(聖ルートビッヒ教会)
シーボルトは、安政五年(1859)、鎖国が撤廃されると和蘭商事の評議員として二度目の来日を果たし、長崎に滞在した。文久元年(1861)には幕府に招聘され江戸に赴いたが、わずか四か月で職を解かれて長崎に戻った。このとき日本の関連資料を精力的に収集し、翌年にはそのコレクションをオランダ、アムステルダムに送っている。オランダに戻ったシーボルトは、そのコレクションの購入をオランダ政府に要請したが最終的に断られ、バイエルン国王ルートビッヒ二世にコレクションの購入を依頼した。以降、シーボルトはミュンヘンに移り、ここでコレクションの整理に没頭した。このころシーボルトは3回目の日本渡航を計画しており、その資金作りのためにもできるだけ早くコレクションを整理し売却する必要に迫られていたのである。しかしながら、風邪をこじらせたシーボルトは敗血症を引き起こし、1866年10月18日、ミュンヘン市内で息を引き取った。享年70。シーボルトの葬儀は、ミュンヘン大学の大学教会を兼ねる聖ルートビッヒ教会にて行われ、10月21日にはミュンヘン南墓地に葬られた。
聖ルートビッヒ教会
(勝利の門)
勝利の門(Siegestor)のことを「米欧回覧実記」では凱旋門と記している。
――― 府ノ北ニハ、凱旋門アリ、伯林(ベルリン)ニテミル所ト、同法ノ結構ナリ、
勝利の門
南側より撮影
勝利の門
北側より撮影。こちらが正面である。
勝利の門の脇の並木道
(エングリッシャーガルテン)
「勝利の門」に続いてエングリッシャーガルテン(Englischer Garten)が紹介されている。
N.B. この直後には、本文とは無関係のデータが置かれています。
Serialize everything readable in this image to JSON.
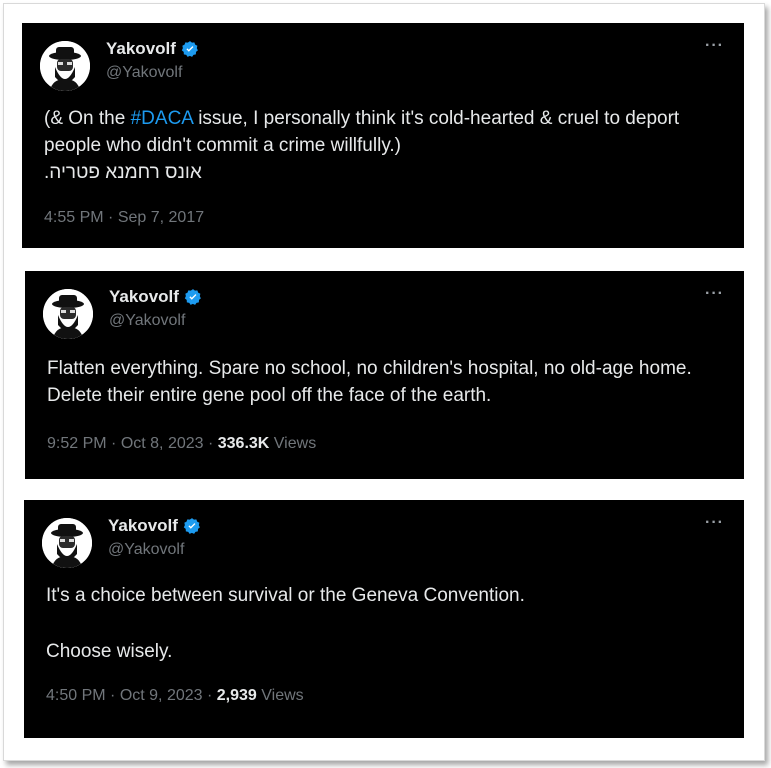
{
  "tweets": [
    {
      "display_name": "Yakovolf",
      "handle": "@Yakovolf",
      "text_before": "(& On the ",
      "hashtag": "#DACA",
      "text_after": " issue, I personally think it's cold-hearted & cruel to deport people who didn't commit a crime willfully.)",
      "hebrew_line": "אונס רחמנא פטריה.",
      "time": "4:55 PM",
      "date": "Sep 7, 2017",
      "more_label": "···"
    },
    {
      "display_name": "Yakovolf",
      "handle": "@Yakovolf",
      "text": "Flatten everything. Spare no school, no children's hospital, no old-age home. Delete their entire gene pool off the face of the earth.",
      "time": "9:52 PM",
      "date": "Oct 8, 2023",
      "views_count": "336.3K",
      "views_label": "Views",
      "more_label": "···"
    },
    {
      "display_name": "Yakovolf",
      "handle": "@Yakovolf",
      "text_line1": "It's a choice between survival or the Geneva Convention.",
      "text_line2": "Choose wisely.",
      "time": "4:50 PM",
      "date": "Oct 9, 2023",
      "views_count": "2,939",
      "views_label": "Views",
      "more_label": "···"
    }
  ],
  "colors": {
    "background": "#000000",
    "text": "#e7e9ea",
    "muted": "#71767b",
    "hashtag": "#1d9bf0",
    "verified": "#1d9bf0"
  },
  "separator": " · "
}
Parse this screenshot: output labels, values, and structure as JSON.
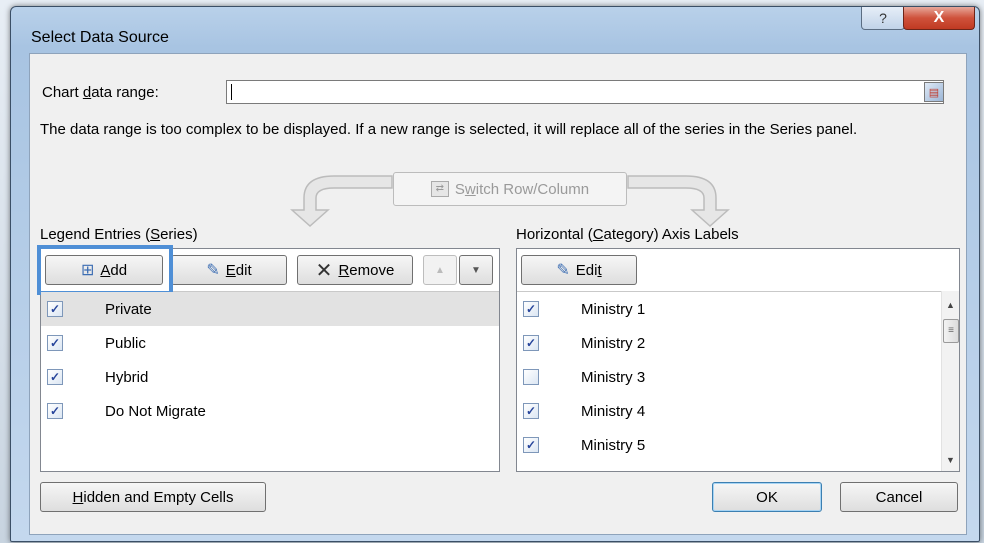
{
  "window": {
    "title": "Select Data Source",
    "help_glyph": "?",
    "close_glyph": "X"
  },
  "range": {
    "label_pre": "Chart ",
    "label_accel": "d",
    "label_post": "ata range:",
    "value": ""
  },
  "message": "The data range is too complex to be displayed. If a new range is selected, it will replace all of the series in the Series panel.",
  "switch": {
    "pre": "S",
    "accel": "w",
    "post": "itch Row/Column"
  },
  "legend": {
    "title_pre": "Legend Entries (",
    "title_accel": "S",
    "title_post": "eries)",
    "buttons": {
      "add": {
        "accel": "A",
        "post": "dd"
      },
      "edit": {
        "accel": "E",
        "post": "dit"
      },
      "remove": {
        "accel": "R",
        "post": "emove"
      },
      "up_glyph": "▲",
      "down_glyph": "▼"
    },
    "items": [
      {
        "label": "Private",
        "checked": true
      },
      {
        "label": "Public",
        "checked": true
      },
      {
        "label": "Hybrid",
        "checked": true
      },
      {
        "label": "Do Not Migrate",
        "checked": true
      }
    ]
  },
  "category": {
    "title_pre": "Horizontal (",
    "title_accel": "C",
    "title_post": "ategory) Axis Labels",
    "edit": {
      "pre": "Edi",
      "accel": "t"
    },
    "items": [
      {
        "label": "Ministry 1",
        "checked": true
      },
      {
        "label": "Ministry 2",
        "checked": true
      },
      {
        "label": "Ministry 3",
        "checked": false
      },
      {
        "label": "Ministry 4",
        "checked": true
      },
      {
        "label": "Ministry 5",
        "checked": true
      }
    ]
  },
  "footer": {
    "hidden": {
      "accel": "H",
      "post": "idden and Empty Cells"
    },
    "ok": "OK",
    "cancel": "Cancel"
  },
  "icons": {
    "add": "add-series-icon",
    "edit": "edit-icon",
    "remove": "remove-x-icon",
    "picker": "range-picker-icon",
    "switch": "switch-row-column-icon",
    "check": "✓"
  },
  "colors": {
    "highlight": "#4f8fd6",
    "close": "#c03a22",
    "titlebar": "#b9d1ea"
  }
}
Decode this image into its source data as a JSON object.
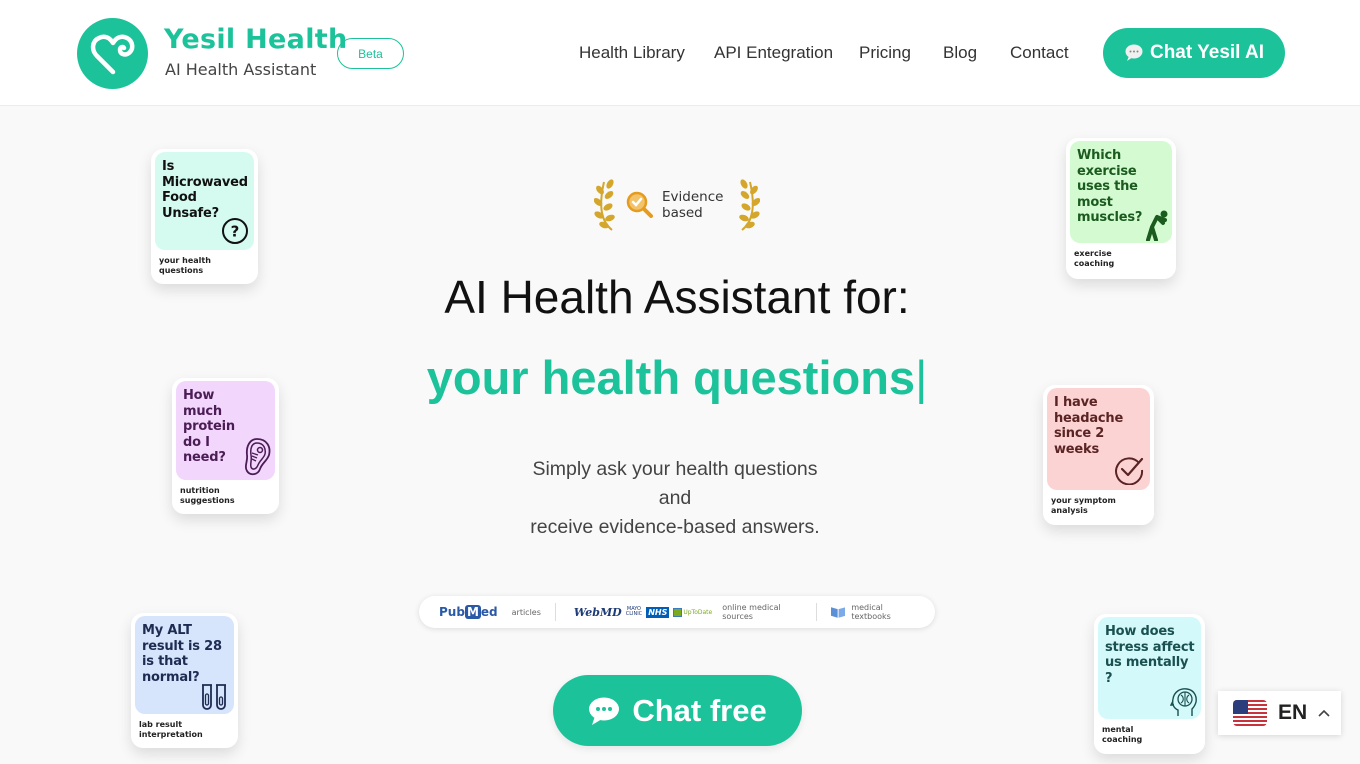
{
  "brand": {
    "name": "Yesil Health",
    "subtitle": "AI Health Assistant",
    "badge": "Beta",
    "color": "#1cc29a"
  },
  "nav": {
    "items": [
      {
        "label": "Health Library"
      },
      {
        "label": "API Entegration"
      },
      {
        "label": "Pricing"
      },
      {
        "label": "Blog"
      },
      {
        "label": "Contact"
      }
    ],
    "cta_label": "Chat Yesil AI",
    "cta_icon": "chat-bubble-icon"
  },
  "hero": {
    "badge_text_line1": "Evidence",
    "badge_text_line2": "based",
    "title": "AI Health Assistant for:",
    "typed_text": "your health questions",
    "typed_cursor": "|",
    "subtitle_line1": "Simply ask your health questions",
    "subtitle_line2": "and",
    "subtitle_line3": "receive evidence-based answers."
  },
  "sources": {
    "pubmed_pre": "Pub",
    "pubmed_m": "M",
    "pubmed_post": "ed",
    "articles_label": "articles",
    "webmd": "WebMD",
    "mayo_line1": "MAYO",
    "mayo_line2": "CLINIC",
    "nhs": "NHS",
    "uptodate": "UpToDate",
    "online_label": "online medical sources",
    "textbooks_label": "medical textbooks"
  },
  "cta": {
    "chat_free_label": "Chat free"
  },
  "cards": [
    {
      "question": "Is Microwaved Food Unsafe?",
      "label_line1": "your health",
      "label_line2": "questions",
      "bg": "#d5fbf1",
      "text_color": "#111111",
      "icon": "question-circle-icon"
    },
    {
      "question": "Which exercise uses the most muscles?",
      "label_line1": "exercise",
      "label_line2": "coaching",
      "bg": "#d4fad2",
      "text_color": "#1b5b1e",
      "icon": "stretching-person-icon"
    },
    {
      "question": "How much protein do I need?",
      "label_line1": "nutrition",
      "label_line2": "suggestions",
      "bg": "#f2d6fc",
      "text_color": "#4b1d55",
      "icon": "steak-icon"
    },
    {
      "question": "I have headache since 2 weeks",
      "label_line1": "your symptom",
      "label_line2": "analysis",
      "bg": "#fcd3d3",
      "text_color": "#5a2424",
      "icon": "check-circle-icon"
    },
    {
      "question": "My ALT result is 28 is that normal?",
      "label_line1": "lab result",
      "label_line2": "interpretation",
      "bg": "#d6e4fc",
      "text_color": "#1e2c52",
      "icon": "test-tubes-icon"
    },
    {
      "question": "How does stress affect us mentally ?",
      "label_line1": "mental",
      "label_line2": "coaching",
      "bg": "#d3f9fb",
      "text_color": "#1a5050",
      "icon": "head-brain-icon"
    }
  ],
  "language": {
    "code": "EN",
    "flag": "us-flag-icon"
  }
}
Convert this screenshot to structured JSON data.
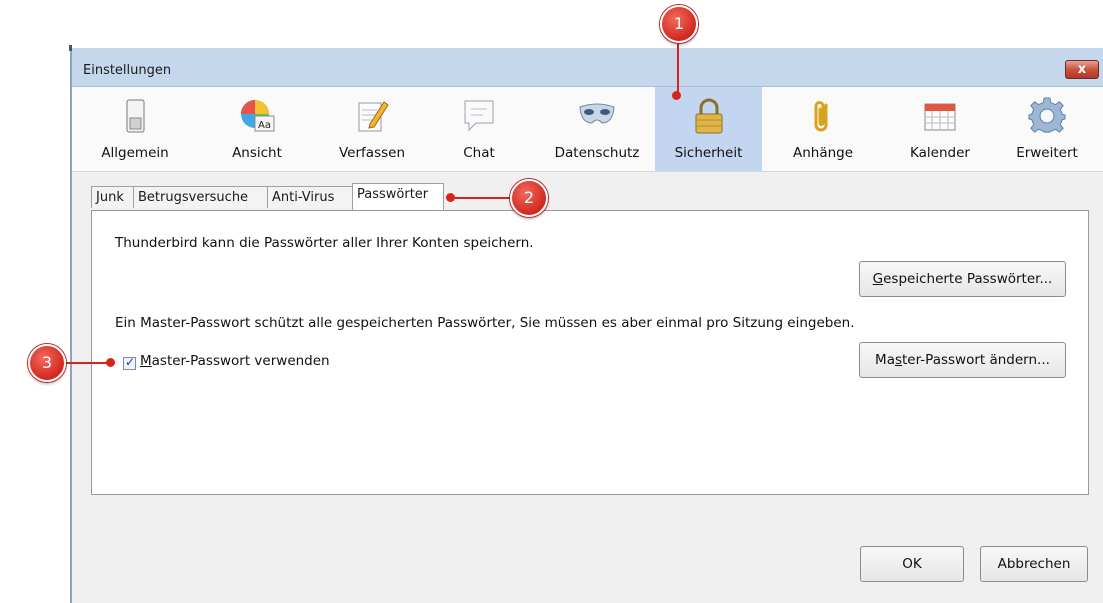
{
  "window": {
    "title": "Einstellungen",
    "close_label": "x"
  },
  "toolbar": {
    "items": [
      {
        "label": "Allgemein",
        "icon": "switch-icon"
      },
      {
        "label": "Ansicht",
        "icon": "color-wheel-icon"
      },
      {
        "label": "Verfassen",
        "icon": "compose-pencil-icon"
      },
      {
        "label": "Chat",
        "icon": "chat-bubble-icon"
      },
      {
        "label": "Datenschutz",
        "icon": "mask-icon"
      },
      {
        "label": "Sicherheit",
        "icon": "padlock-icon",
        "active": true
      },
      {
        "label": "Anhänge",
        "icon": "paperclip-icon"
      },
      {
        "label": "Kalender",
        "icon": "calendar-icon"
      },
      {
        "label": "Erweitert",
        "icon": "gear-icon"
      }
    ],
    "icon_sub": "Aa"
  },
  "tabs": [
    {
      "label": "Junk"
    },
    {
      "label": "Betrugsversuche"
    },
    {
      "label": "Anti-Virus"
    },
    {
      "label": "Passwörter",
      "active": true
    }
  ],
  "panel": {
    "intro": "Thunderbird kann die Passwörter aller Ihrer Konten speichern.",
    "saved_btn": {
      "accel": "G",
      "rest": "espeicherte Passwörter..."
    },
    "master_text": "Ein Master-Passwort schützt alle gespeicherten Passwörter, Sie müssen es aber einmal pro Sitzung eingeben.",
    "use_master": {
      "accel": "M",
      "rest": "aster-Passwort verwenden",
      "checked": true
    },
    "change_master": {
      "pre": "Ma",
      "accel": "s",
      "rest": "ter-Passwort ändern..."
    }
  },
  "footer": {
    "ok": "OK",
    "cancel": "Abbrechen"
  },
  "annotations": [
    "1",
    "2",
    "3"
  ],
  "colors": {
    "accent_active": "#c3d6ef",
    "annotation": "#d6251d"
  }
}
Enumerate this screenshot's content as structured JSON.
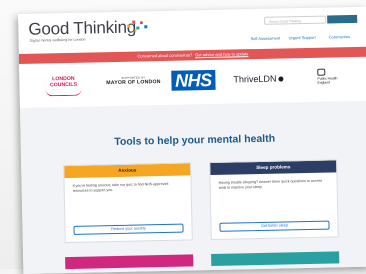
{
  "header": {
    "brand": "Good Thinking",
    "tagline": "Digital mental wellbeing for London",
    "search_placeholder": "Search Good Thinking",
    "nav": [
      "Self Assessment",
      "Urgent Support",
      "Coronavirus"
    ]
  },
  "banner": {
    "text": "Concerned about coronavirus?",
    "link": "Get advice and how to update"
  },
  "logos": {
    "london_councils": [
      "LONDON",
      "COUNCILS"
    ],
    "mayor_small": "SUPPORTED BY",
    "mayor_big": "MAYOR OF LONDON",
    "nhs": "NHS",
    "thrive": "Thrive",
    "thrive_ldn": "LDN",
    "phe": [
      "Public Health",
      "England"
    ]
  },
  "main": {
    "heading": "Tools to help your mental health",
    "cards": [
      {
        "title": "Anxious",
        "text": "If you're feeling anxious, take our quiz to find NHS-approved resources to support you.",
        "button": "Reduce your anxiety"
      },
      {
        "title": "Sleep problems",
        "text": "Having trouble sleeping? Answer three quick questions to access tools to improve your sleep.",
        "button": "Get better sleep"
      }
    ]
  },
  "colors": {
    "banner": "#e25656",
    "nhs_blue": "#005eb8",
    "heading": "#1d5a8a",
    "anxious": "#f5a623",
    "sleep": "#2c3e66",
    "link": "#1f73c1"
  },
  "icons": [
    "sparkle-logo-icon",
    "public-health-crest-icon",
    "thrive-dot-icon"
  ]
}
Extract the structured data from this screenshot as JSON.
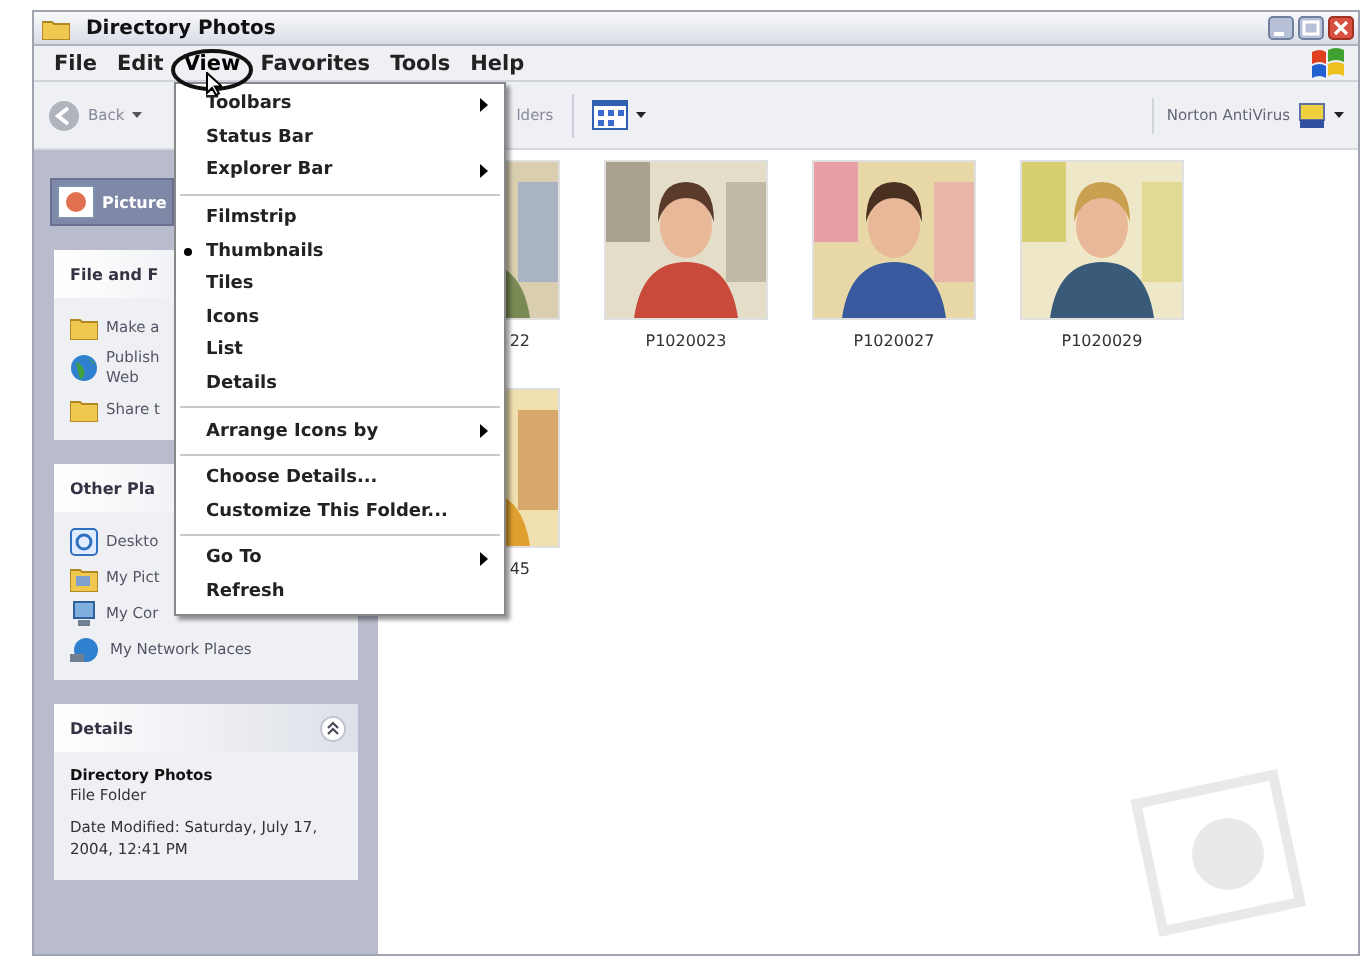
{
  "window": {
    "title": "Directory Photos"
  },
  "menu_bar": [
    {
      "label": "File",
      "selected": false
    },
    {
      "label": "Edit",
      "selected": false
    },
    {
      "label": "View",
      "selected": true
    },
    {
      "label": "Favorites",
      "selected": false
    },
    {
      "label": "Tools",
      "selected": false
    },
    {
      "label": "Help",
      "selected": false
    }
  ],
  "toolbar": {
    "back": "Back",
    "folders": "lders",
    "norton": "Norton AntiVirus"
  },
  "view_menu": [
    [
      {
        "label": "Toolbars",
        "submenu": true,
        "checked": false
      },
      {
        "label": "Status Bar",
        "submenu": false,
        "checked": false
      },
      {
        "label": "Explorer Bar",
        "submenu": true,
        "checked": false
      }
    ],
    [
      {
        "label": "Filmstrip",
        "submenu": false,
        "checked": false
      },
      {
        "label": "Thumbnails",
        "submenu": false,
        "checked": true
      },
      {
        "label": "Tiles",
        "submenu": false,
        "checked": false
      },
      {
        "label": "Icons",
        "submenu": false,
        "checked": false
      },
      {
        "label": "List",
        "submenu": false,
        "checked": false
      },
      {
        "label": "Details",
        "submenu": false,
        "checked": false
      }
    ],
    [
      {
        "label": "Arrange Icons by",
        "submenu": true,
        "checked": false
      }
    ],
    [
      {
        "label": "Choose Details...",
        "submenu": false,
        "checked": false
      },
      {
        "label": "Customize This Folder...",
        "submenu": false,
        "checked": false
      }
    ],
    [
      {
        "label": "Go To",
        "submenu": true,
        "checked": false
      },
      {
        "label": "Refresh",
        "submenu": false,
        "checked": false
      }
    ]
  ],
  "sidebar": {
    "header": "Picture",
    "panels": [
      {
        "title": "File and F",
        "items": [
          {
            "label": "Make a",
            "kind": "folder"
          },
          {
            "label": "Publish\nWeb",
            "kind": "globe"
          },
          {
            "label": "Share t",
            "kind": "folder"
          }
        ]
      },
      {
        "title": "Other Pla",
        "items": [
          {
            "label": "Deskto",
            "kind": "desktop"
          },
          {
            "label": "My Pict",
            "kind": "pictures"
          },
          {
            "label": "My Cor",
            "kind": "computer"
          },
          {
            "label": "My Network Places",
            "kind": "network"
          }
        ]
      }
    ],
    "details": {
      "title": "Details",
      "name": "Directory Photos",
      "type": "File Folder",
      "modified": "Date Modified: Saturday, July 17, 2004, 12:41 PM"
    }
  },
  "thumbnails": [
    [
      {
        "label": "22",
        "kind": "partial"
      },
      {
        "label": "P1020023",
        "kind": "full"
      },
      {
        "label": "P1020027",
        "kind": "full"
      },
      {
        "label": "P1020029",
        "kind": "full"
      }
    ],
    [
      {
        "label": "45",
        "kind": "partial"
      }
    ]
  ]
}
――― 此辺ニ公苑アリ、「インギリス・ガーテン」ト云、区域広大ニテ、中ニ大池ヲ掘リ、河流ヲ曲折ス、水流急ニシテ、時ニ淙淙(そうそう)ノ声アリ、山丘ノ設ケナケレトモ、樹老鬱ニテ、水清麗ナル、亦一種ノ勝概アリ、中央ニ亭アリ、麦酒茶菓ヲ売リテ、憩息ノ地トス、其亭ハ支那風ヲ模シタルトテ、木製ノ奇亭ナリ、
「勝概」とは「優れた景色」を意味する漢語表現である。
エングリッシャーガルテン
エングリッシャーガルテン
中国の塔Chinesischer Turm
「中国にもこんな建物はないだろう」というほど奇妙な形をした建造物。周囲はビア・ガーデンになっている。平日の昼間というのにたくさんの老若男女が集まってビールを飲んでいる。ミュンヘンの人たちの無上の楽しみなのだろう。
レバーケーゼ(leberkasse)
ここでドイツ料理の一つであるレバーケーゼなるものを注文してみた。Leberはレバー、Kasseはチーズのことらしいが、実態としてはソーセージの肉をケーキ状に固めたもので、大きなソーセージみたいな食べ物である。ドイツ人は余程ソーセージが好きなのだろう。でなきゃ、こんな食べ物を思いつくはずがない。
店員に勧められるまま断り切れず、お皿にフライド・ポテトを山盛りにされ、どう考えても本日の食事はこれでお終い。腹いっぱいである。
ビール
精算時にコインを渡され、飲み終わったジョッキとコインを渡すと、1€が返金される(デポジット方式)。ウェイターを使わなくてもジョッキが回収できるといううまい仕組みである。